Auch mit Verweis auf diese Zahlen will Seehofer die FDP zum Einlenken bewegen. Die Umfragen seien eindeutig, und die Beteiligung am Volksbegehren sei herausragend gewesen. Zudem seien nicht nur 75 Prozent der Bevölkerung, sondern auch mehr als 90 Prozent der Abgeordneten für die Abschaffung. FDP-Fraktionschef Thomas Hacker betonte dagegen, die FDP wolle dem Volk nun die Chance geben, bei einem Volksentscheid seine Meinung zu äußern – wohl im September.

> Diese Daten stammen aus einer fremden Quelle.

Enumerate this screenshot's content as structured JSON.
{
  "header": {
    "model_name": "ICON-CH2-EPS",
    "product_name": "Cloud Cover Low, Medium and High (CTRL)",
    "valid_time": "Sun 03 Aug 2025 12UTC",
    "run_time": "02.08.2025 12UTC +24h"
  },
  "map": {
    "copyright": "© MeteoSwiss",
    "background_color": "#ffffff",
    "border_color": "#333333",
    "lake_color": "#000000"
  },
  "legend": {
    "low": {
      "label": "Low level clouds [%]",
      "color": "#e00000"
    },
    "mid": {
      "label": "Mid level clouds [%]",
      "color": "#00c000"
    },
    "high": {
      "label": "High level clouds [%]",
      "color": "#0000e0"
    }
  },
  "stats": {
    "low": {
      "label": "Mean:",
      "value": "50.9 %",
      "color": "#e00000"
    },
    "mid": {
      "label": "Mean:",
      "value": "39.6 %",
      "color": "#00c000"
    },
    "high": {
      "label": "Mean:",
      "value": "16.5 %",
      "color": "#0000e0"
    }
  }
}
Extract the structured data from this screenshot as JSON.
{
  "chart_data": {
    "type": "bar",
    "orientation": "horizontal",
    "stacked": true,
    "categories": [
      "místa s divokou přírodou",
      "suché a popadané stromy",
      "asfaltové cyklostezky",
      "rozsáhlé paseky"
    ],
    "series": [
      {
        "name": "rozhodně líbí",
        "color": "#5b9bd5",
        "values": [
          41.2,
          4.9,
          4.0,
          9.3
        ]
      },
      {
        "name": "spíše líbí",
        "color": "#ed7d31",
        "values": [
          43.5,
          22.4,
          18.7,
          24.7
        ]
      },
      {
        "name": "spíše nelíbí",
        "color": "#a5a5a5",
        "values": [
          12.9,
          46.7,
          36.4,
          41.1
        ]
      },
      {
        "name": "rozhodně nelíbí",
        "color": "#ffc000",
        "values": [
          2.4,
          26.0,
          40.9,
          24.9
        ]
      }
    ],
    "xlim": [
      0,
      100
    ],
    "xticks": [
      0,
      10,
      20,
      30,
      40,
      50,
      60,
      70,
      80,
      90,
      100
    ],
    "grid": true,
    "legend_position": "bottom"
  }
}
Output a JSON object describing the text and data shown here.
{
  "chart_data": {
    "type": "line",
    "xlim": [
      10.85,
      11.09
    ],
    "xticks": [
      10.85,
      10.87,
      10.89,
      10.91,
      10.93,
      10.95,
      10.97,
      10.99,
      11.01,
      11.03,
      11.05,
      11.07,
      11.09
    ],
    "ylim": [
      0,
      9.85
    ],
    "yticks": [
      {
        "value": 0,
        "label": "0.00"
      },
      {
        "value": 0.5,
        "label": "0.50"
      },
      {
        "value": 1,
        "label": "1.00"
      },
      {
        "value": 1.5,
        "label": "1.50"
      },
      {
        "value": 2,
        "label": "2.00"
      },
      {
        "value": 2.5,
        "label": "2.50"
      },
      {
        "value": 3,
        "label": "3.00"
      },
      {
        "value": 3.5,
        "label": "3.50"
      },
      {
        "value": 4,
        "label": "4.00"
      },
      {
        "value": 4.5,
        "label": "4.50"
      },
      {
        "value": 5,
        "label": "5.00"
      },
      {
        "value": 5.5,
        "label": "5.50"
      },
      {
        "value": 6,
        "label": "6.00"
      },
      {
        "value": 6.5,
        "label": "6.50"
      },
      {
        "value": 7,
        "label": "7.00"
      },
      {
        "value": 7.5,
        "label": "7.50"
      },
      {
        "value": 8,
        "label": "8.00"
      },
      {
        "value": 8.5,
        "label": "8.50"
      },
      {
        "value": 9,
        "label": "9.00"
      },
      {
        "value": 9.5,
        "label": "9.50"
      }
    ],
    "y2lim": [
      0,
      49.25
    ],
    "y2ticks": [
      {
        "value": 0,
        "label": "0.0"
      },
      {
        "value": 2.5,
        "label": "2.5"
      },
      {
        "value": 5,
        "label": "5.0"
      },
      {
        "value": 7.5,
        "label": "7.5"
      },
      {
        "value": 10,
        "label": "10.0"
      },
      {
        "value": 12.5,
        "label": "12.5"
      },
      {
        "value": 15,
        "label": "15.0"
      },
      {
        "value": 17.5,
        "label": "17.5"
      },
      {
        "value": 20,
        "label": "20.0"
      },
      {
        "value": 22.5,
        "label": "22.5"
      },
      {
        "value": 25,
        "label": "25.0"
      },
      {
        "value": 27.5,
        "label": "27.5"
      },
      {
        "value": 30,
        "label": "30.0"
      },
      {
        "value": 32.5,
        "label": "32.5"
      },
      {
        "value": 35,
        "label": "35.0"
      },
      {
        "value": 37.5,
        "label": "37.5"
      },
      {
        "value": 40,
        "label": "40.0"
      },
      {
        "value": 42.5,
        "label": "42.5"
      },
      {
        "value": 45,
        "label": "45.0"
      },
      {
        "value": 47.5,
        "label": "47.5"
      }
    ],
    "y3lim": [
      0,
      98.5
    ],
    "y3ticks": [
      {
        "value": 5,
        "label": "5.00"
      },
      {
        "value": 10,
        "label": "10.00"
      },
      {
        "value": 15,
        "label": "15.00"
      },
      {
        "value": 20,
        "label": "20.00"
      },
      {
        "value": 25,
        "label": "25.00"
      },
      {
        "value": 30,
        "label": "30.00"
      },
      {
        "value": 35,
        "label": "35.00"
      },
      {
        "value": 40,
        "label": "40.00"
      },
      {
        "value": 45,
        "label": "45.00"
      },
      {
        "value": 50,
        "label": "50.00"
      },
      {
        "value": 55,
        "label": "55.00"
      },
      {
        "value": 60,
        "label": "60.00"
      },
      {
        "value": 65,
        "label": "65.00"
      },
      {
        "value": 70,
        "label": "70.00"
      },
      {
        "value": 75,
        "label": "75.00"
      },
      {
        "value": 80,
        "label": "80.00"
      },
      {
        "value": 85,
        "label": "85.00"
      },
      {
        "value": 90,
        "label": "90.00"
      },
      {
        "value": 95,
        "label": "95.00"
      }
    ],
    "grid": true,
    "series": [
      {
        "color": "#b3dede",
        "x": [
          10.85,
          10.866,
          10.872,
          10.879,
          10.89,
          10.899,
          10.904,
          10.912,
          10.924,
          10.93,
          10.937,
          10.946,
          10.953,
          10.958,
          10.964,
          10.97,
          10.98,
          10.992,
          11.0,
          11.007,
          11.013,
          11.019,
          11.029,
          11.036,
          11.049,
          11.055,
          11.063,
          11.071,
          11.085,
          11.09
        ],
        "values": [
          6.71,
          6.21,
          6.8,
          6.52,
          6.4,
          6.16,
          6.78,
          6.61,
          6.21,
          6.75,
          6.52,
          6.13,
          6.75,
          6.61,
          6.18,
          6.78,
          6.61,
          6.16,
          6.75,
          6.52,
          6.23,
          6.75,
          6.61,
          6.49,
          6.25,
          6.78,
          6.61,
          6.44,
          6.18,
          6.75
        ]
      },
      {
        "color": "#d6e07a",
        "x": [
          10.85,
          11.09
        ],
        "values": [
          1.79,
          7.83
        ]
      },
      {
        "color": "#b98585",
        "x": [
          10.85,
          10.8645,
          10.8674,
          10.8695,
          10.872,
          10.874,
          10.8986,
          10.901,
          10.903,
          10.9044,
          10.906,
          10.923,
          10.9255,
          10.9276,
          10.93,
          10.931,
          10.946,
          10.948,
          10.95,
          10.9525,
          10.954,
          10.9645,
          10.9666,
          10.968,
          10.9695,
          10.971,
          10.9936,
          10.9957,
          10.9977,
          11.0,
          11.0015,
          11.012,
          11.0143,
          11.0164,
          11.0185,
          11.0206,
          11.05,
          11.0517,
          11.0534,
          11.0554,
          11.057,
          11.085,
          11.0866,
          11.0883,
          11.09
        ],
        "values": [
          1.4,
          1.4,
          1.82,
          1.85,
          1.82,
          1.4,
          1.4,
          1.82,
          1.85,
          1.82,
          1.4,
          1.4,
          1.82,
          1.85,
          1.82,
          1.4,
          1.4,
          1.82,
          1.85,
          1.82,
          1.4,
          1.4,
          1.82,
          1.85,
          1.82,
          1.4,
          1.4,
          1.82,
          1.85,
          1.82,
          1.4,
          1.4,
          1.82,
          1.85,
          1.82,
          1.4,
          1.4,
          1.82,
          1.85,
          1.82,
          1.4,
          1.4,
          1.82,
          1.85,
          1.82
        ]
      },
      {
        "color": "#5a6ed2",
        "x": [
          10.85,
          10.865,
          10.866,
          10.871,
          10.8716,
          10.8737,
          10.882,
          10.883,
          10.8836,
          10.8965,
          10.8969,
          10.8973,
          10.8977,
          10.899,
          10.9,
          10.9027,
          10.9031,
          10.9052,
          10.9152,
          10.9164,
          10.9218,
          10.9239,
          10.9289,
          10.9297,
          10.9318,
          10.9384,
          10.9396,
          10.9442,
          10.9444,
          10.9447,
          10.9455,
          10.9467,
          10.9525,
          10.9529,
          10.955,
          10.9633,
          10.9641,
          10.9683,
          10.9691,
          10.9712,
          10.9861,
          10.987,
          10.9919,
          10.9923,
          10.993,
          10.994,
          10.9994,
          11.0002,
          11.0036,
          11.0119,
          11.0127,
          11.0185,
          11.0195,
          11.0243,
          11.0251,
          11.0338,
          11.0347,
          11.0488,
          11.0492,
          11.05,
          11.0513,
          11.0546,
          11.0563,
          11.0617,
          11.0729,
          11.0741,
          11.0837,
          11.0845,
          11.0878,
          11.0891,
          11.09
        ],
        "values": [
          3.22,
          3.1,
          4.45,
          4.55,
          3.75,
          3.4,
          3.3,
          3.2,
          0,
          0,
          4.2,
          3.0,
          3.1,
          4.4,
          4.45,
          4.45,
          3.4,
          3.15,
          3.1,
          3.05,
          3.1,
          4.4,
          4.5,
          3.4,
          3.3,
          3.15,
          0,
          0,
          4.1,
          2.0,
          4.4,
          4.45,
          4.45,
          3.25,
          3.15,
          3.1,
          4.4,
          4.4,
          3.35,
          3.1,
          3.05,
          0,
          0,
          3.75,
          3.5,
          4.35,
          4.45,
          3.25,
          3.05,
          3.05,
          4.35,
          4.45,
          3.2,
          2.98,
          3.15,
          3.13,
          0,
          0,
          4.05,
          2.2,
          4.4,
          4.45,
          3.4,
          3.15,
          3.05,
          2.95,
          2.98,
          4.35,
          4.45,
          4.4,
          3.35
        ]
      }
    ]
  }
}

Über das weitere Vorgehen für den Fall, dass die FDP hart bleibt, wurde in der Vorstandssitzung nicht gesprochen. Vor der Sitzung dagegen hatte Fraktionschef Georg Schmid nicht ausgeschlossen, dass die CSU im Landtag dann auch mit der Opposition stimmen könnte: «Ich glaube, dass wir dann das Heft des Handelns übernehmen müssen in einer solchen Situation.» Der CSU-Ehrenvorsitzende Edmund Stoiber forderte wie zuvor auch Schmid, die Abstimmung freizugeben. Und CSU-Fraktionsvize Alexander König kündigte an, im Landtag für seine eigene Überzeugung zu stimmen – also für das Aus für die Gebühren.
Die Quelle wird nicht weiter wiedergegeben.